At an IRP, the independent Chair will introduce members of the panel, the NHS England representative and the clinical advisor (if applicable). The individual/family representatives and CCG representatives are then invited to make their representations and discuss the CCG’s DST or needs portrayal. The Chair’s job is to make sure everyone has an opportunity to contribute and to clarify any outstanding issues.
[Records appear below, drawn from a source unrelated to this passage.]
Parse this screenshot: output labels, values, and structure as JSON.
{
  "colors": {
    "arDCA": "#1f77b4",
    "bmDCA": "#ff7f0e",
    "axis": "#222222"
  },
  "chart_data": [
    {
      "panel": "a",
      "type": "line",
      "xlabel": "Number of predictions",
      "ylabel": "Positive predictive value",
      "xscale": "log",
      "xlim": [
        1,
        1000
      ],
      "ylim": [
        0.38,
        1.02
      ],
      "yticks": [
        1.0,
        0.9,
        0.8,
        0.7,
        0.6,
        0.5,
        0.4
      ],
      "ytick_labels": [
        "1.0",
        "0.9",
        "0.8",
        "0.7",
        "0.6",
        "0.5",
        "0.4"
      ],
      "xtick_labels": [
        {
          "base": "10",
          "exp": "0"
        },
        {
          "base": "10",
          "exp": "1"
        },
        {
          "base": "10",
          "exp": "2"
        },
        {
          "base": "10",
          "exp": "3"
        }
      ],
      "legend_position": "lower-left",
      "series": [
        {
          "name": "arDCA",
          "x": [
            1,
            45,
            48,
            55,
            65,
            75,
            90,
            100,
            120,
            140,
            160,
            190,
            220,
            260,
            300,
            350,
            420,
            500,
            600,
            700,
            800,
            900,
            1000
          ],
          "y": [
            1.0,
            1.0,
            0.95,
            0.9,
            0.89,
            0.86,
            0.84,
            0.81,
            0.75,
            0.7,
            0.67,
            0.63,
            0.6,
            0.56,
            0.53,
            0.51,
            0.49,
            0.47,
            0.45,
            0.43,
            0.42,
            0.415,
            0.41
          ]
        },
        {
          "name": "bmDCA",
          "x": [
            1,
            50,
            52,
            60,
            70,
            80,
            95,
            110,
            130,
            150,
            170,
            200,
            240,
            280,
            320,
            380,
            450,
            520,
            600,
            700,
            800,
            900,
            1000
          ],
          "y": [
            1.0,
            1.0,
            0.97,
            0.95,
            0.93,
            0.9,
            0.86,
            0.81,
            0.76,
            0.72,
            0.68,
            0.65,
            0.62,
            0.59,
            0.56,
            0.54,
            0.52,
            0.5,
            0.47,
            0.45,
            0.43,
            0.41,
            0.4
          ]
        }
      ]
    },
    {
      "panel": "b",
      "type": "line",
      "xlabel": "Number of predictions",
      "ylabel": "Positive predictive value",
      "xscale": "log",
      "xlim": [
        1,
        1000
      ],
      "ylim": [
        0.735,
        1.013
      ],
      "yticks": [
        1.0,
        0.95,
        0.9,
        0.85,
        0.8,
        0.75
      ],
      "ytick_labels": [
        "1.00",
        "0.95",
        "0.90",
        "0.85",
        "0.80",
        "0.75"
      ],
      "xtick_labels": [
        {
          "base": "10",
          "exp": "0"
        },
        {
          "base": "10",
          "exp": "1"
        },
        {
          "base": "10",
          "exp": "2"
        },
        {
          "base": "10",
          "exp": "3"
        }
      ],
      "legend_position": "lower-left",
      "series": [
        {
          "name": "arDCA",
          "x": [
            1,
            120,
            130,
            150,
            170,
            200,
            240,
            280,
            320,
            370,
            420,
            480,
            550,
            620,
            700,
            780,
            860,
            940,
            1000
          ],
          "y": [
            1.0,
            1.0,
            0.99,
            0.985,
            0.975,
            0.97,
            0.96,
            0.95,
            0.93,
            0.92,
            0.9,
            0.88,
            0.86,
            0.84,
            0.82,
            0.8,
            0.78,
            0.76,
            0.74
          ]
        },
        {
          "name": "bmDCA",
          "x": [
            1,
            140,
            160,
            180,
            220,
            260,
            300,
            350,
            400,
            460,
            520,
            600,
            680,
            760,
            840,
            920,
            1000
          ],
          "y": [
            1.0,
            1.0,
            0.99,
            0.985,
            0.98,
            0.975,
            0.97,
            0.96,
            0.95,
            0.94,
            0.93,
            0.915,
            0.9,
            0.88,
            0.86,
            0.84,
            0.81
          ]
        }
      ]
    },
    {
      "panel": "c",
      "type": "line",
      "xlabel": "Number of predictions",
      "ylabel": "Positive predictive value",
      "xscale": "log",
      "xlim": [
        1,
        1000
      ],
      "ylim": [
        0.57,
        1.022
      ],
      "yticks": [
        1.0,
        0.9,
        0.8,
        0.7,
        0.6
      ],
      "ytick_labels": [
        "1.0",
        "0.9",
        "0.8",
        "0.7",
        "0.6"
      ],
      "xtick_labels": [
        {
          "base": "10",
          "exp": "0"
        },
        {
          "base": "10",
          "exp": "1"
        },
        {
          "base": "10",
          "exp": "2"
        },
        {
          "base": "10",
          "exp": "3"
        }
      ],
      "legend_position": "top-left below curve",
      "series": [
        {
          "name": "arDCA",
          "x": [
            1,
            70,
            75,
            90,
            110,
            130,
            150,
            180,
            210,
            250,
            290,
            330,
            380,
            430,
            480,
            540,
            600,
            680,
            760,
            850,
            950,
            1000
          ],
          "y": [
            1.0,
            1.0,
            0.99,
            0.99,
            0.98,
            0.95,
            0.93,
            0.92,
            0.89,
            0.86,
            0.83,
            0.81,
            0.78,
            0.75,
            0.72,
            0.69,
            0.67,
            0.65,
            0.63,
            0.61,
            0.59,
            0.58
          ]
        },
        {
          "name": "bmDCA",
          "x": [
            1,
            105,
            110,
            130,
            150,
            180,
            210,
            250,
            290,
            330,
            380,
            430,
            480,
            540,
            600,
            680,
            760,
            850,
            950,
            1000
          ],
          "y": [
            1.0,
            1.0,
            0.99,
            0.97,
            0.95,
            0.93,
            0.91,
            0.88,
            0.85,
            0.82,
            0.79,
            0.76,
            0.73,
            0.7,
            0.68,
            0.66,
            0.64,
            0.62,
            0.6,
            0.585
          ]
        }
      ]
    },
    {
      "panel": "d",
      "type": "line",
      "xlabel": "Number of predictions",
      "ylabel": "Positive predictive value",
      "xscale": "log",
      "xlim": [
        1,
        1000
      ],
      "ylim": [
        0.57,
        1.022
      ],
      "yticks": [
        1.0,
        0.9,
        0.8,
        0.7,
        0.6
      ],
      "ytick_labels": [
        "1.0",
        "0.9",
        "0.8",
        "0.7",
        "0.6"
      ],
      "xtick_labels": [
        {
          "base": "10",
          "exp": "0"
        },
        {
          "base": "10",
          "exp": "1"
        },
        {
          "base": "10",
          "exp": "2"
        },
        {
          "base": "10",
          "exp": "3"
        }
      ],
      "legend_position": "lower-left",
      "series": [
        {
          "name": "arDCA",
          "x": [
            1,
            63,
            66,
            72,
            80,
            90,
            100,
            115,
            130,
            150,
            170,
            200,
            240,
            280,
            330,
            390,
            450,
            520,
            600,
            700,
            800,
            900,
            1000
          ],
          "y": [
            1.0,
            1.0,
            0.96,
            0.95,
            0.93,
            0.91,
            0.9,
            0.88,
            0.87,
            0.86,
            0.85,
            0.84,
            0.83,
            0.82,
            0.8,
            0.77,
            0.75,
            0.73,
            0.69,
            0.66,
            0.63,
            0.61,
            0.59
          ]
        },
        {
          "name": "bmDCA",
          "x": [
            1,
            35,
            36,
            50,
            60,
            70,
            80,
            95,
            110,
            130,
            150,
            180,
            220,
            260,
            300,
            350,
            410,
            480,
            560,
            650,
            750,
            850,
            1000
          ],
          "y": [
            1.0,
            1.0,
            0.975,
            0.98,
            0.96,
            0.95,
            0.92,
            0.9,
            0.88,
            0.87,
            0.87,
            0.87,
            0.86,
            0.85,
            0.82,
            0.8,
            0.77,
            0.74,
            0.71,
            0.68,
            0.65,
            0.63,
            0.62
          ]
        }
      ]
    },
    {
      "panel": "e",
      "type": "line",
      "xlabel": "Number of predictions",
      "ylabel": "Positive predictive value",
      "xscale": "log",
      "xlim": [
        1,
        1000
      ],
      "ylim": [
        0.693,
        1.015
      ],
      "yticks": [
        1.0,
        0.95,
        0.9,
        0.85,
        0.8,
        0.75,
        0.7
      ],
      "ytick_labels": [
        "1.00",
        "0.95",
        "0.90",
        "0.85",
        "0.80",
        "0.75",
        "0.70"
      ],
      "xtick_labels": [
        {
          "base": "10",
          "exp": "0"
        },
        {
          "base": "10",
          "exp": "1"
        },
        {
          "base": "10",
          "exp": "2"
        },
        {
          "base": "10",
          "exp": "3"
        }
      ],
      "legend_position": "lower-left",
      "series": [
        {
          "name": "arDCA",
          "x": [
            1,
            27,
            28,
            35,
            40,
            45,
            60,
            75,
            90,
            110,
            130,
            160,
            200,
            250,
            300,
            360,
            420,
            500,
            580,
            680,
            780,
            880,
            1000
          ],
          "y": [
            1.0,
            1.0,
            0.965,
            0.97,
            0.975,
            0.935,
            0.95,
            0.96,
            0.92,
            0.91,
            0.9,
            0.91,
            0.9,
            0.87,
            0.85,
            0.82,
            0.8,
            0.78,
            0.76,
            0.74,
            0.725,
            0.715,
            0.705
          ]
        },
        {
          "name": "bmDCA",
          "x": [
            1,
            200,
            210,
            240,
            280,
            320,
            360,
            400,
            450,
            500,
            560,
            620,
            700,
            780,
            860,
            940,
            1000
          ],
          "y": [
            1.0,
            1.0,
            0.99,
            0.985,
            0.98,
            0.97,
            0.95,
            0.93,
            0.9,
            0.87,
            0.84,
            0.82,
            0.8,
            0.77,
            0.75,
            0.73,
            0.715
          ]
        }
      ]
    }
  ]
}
The IRP will then ask the parties to leave and will deliberate in private on any differences of opinion. The clinical advisor’s role is to advise the IRP on the original clinical judgments and how they relate to the National Framework; examine the information provided; advise on the wider nature of conditions and how different needs may interact; ensure that no significant clinical issues have been overlooked by the IRP during their deliberations; and provide any other observations on the holistic clinical care needs associated with the condition. An IRP will then make a recommendation on eligibility to NHS England. A report of the IRP findings will be sent to the individual or their representative and to the relevant CCG.
What is the “Fast-Track Pathway Tool” for NHS Continuing Healthcare?
The National Framework on NHS CHC says Individuals with a rapidly deteriorating condition that may be entering a terminal phase, can be fast-tracked for immediate provision of NHS Continuing Healthcare funding. A special Fast Track Pathway Tool exists to facilitate quick decisions about Continuing Healthcare funding so that appropriate end-of-life support can be put in place immediately. It is designed for use only by an appropriate clinician, i.e. a medical practitioner responsible for the individual’s diagnosis, treatment or care such as a consultant, registrar, GP or registered nurse. The clinician should have sufficient knowledge of the individual to be able to able to reasonably comment on whether their condition is entering a terminal phase.
Upon receipt of a Fast-Track Pathway tool, the CCG must accept without question the clinician’s judgment that the person is eligible for NHS Continuing Healthcare and action this immediately based on the care plan. The funding can then only be withdrawn if the CCG carries out a full NHS Continuing Healthcare eligibility assessment first.